To participate, homeowners can try to persuade their existing lender to join the program, but the decision is ultimately up to the lender. The banking industry appears likely to favor options that don't require an immediate reduction in principal, such as deferring payments, allowing partial payments and lowering the interest rate.
In addition, the program may be unattractive to some borrowers because those who sell their properties must agree to share some of their profits with the government.
Meanwhile, HUD also is revising the often-confusing disclosure forms that home buyers receive when they refinance a loan or buy a new house. HUD announced Wednesday that it completed an overhaul 1974 law requiring lenders to give a so-called "good faith estimate" of mortgage costs, including lenders' payments to mortgage brokers.
"It's a big step forward in restoring trust and transparency between the industry and homeowners," Preston said.

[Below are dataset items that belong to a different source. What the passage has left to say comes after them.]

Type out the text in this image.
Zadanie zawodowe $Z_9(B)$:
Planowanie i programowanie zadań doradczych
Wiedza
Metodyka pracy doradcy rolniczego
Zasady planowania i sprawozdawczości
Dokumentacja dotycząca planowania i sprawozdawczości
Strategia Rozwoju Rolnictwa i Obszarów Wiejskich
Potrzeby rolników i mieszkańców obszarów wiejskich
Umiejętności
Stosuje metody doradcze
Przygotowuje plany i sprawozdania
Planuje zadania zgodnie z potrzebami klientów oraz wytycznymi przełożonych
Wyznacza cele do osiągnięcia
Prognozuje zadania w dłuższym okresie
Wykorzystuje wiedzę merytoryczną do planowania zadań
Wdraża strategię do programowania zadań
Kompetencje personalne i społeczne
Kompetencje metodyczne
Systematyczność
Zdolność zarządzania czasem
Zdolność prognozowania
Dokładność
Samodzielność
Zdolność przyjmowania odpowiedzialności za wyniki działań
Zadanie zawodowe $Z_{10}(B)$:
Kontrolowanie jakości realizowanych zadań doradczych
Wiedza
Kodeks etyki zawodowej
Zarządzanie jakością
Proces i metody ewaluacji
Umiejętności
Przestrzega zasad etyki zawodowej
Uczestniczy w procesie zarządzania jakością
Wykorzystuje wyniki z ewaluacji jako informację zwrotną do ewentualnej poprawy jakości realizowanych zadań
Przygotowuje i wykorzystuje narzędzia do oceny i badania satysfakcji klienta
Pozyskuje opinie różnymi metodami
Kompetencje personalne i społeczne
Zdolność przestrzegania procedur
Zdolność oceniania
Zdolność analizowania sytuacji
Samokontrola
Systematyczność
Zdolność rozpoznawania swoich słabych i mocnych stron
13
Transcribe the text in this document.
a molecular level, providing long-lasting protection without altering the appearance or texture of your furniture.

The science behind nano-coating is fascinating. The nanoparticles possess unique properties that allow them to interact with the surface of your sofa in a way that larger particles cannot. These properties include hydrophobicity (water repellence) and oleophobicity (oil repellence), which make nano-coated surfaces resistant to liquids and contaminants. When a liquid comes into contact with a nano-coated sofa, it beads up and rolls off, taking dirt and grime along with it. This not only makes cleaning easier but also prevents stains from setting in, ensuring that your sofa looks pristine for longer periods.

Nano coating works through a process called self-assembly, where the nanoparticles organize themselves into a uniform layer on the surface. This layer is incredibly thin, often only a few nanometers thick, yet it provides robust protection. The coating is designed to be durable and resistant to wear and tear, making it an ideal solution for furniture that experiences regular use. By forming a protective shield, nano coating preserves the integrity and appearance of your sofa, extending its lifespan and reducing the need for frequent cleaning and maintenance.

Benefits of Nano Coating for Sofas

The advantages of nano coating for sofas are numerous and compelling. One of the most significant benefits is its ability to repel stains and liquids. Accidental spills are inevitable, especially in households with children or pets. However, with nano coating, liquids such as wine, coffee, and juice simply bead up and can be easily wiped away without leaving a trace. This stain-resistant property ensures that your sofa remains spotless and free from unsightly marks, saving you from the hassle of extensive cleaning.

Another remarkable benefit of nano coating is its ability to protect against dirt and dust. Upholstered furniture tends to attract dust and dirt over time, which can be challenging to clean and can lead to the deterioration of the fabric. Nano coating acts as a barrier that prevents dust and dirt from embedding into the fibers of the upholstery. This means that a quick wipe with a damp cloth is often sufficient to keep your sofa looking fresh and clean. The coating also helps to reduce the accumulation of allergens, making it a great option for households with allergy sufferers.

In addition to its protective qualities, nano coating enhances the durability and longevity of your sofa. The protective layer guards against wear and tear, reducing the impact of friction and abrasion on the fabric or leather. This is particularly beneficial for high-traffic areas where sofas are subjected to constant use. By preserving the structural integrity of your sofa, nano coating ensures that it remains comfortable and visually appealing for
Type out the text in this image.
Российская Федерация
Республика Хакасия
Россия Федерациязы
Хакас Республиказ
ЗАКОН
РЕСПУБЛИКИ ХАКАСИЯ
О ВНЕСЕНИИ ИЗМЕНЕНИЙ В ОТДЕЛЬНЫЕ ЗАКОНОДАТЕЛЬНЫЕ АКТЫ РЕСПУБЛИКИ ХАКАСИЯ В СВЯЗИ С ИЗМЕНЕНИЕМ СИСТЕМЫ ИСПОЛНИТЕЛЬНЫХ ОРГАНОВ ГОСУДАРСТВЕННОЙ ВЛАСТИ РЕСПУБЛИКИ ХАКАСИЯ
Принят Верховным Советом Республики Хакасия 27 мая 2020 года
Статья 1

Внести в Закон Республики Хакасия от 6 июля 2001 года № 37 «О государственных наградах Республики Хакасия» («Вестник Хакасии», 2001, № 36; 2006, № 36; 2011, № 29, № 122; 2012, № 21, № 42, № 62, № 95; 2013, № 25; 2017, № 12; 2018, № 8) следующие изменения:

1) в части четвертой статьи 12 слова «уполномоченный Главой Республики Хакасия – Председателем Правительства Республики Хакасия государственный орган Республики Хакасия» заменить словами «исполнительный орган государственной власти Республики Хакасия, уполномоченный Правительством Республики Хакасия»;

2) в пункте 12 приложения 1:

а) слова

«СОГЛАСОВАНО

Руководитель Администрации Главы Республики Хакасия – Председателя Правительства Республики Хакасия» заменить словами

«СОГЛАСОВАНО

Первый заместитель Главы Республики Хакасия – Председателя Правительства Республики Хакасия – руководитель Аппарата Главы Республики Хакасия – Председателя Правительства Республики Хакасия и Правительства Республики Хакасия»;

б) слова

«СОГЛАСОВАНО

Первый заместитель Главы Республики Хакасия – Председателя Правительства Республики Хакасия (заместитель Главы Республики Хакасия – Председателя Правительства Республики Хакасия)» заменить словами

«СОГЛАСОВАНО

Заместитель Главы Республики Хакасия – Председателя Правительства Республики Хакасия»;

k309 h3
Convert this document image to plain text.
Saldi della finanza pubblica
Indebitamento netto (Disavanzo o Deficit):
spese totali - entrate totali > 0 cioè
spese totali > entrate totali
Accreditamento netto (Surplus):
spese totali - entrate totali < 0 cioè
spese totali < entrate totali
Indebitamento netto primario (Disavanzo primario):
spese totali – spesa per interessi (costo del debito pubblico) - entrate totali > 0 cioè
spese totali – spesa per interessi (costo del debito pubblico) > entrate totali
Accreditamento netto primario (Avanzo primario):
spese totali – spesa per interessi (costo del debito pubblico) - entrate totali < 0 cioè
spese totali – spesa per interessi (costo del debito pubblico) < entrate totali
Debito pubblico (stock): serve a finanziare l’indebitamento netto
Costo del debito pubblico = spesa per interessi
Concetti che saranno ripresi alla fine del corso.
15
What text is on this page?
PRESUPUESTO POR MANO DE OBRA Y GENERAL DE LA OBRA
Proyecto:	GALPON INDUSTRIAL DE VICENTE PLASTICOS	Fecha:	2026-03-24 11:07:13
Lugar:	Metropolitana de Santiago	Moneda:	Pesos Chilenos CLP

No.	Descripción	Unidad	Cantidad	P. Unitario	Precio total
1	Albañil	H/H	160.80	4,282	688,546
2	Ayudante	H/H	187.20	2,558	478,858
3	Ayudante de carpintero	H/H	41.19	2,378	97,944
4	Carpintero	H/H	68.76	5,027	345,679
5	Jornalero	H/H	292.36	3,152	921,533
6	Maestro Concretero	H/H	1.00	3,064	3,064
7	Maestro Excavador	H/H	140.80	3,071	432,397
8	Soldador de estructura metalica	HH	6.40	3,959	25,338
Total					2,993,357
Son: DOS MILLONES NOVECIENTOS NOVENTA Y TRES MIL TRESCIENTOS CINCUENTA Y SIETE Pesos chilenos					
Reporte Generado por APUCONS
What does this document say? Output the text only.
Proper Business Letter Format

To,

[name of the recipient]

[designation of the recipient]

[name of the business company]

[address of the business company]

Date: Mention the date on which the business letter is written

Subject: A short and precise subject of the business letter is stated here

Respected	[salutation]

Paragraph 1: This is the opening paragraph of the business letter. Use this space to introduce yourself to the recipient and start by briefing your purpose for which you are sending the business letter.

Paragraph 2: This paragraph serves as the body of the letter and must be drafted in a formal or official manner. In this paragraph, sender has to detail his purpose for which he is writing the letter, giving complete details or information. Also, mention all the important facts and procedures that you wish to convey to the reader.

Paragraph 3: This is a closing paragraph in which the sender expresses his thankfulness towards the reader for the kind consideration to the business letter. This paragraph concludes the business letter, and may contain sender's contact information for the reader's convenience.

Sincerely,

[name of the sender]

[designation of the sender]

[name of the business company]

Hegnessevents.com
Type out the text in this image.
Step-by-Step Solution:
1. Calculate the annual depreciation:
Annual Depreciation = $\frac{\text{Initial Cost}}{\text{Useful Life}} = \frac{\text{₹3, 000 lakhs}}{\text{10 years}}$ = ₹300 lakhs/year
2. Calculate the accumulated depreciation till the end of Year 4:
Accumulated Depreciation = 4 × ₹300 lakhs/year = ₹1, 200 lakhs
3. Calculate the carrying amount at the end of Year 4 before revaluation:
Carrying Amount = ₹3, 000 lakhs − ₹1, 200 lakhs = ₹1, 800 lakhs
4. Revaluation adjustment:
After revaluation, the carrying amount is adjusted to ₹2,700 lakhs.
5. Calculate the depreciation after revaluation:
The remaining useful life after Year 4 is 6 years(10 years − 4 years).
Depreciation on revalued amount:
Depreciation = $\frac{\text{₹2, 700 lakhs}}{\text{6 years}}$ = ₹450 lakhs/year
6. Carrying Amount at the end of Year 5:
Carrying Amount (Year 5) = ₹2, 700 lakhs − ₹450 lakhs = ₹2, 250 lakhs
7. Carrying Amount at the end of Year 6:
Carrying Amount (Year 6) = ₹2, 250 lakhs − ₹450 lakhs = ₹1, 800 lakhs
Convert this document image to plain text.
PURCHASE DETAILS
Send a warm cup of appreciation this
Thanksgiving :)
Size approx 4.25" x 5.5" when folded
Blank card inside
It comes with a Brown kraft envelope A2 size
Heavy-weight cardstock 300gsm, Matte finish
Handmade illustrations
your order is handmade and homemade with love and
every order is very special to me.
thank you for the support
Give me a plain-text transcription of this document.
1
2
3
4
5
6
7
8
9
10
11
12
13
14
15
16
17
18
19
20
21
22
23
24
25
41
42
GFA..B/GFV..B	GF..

The government, which originally proposed revising these forms more than six years ago and released its latest proposal in March, says the new forms—to be required starting in 2010—should save consumers around $700 in closing costs.
Preston acknowledged that industry opposition stalled similar government changes. Had they been made earlier, "it would have reduced the impact of the crisis that we're seeing today," he said.
Nevertheless, changes to the stack of paperwork that consumers must sign before buying a house will have a big impact on thousands of real estate agents, mortgage brokers, banks and title companies.
The real estate industry had flooded HUD with complaints that the changes would be complicated and costly, and don't necessarily make the process easier for consumers to understand.
In theory, if borrowers had a better understanding of loan terms, they might have avoided some of the riskier loan products that became popular in recent years—such as subprime loans, or so-called option ARMs that allow borrowers topay only the interest on the loan or even less, so the principal increases.
Minorities have been most abused, research shows. A study of 7,500 mortgages released in May by the Urban Institute and HUD found that black borrowers paid $415 more in loan fees on average than white borrowers. For Hispanics, the difference was $315.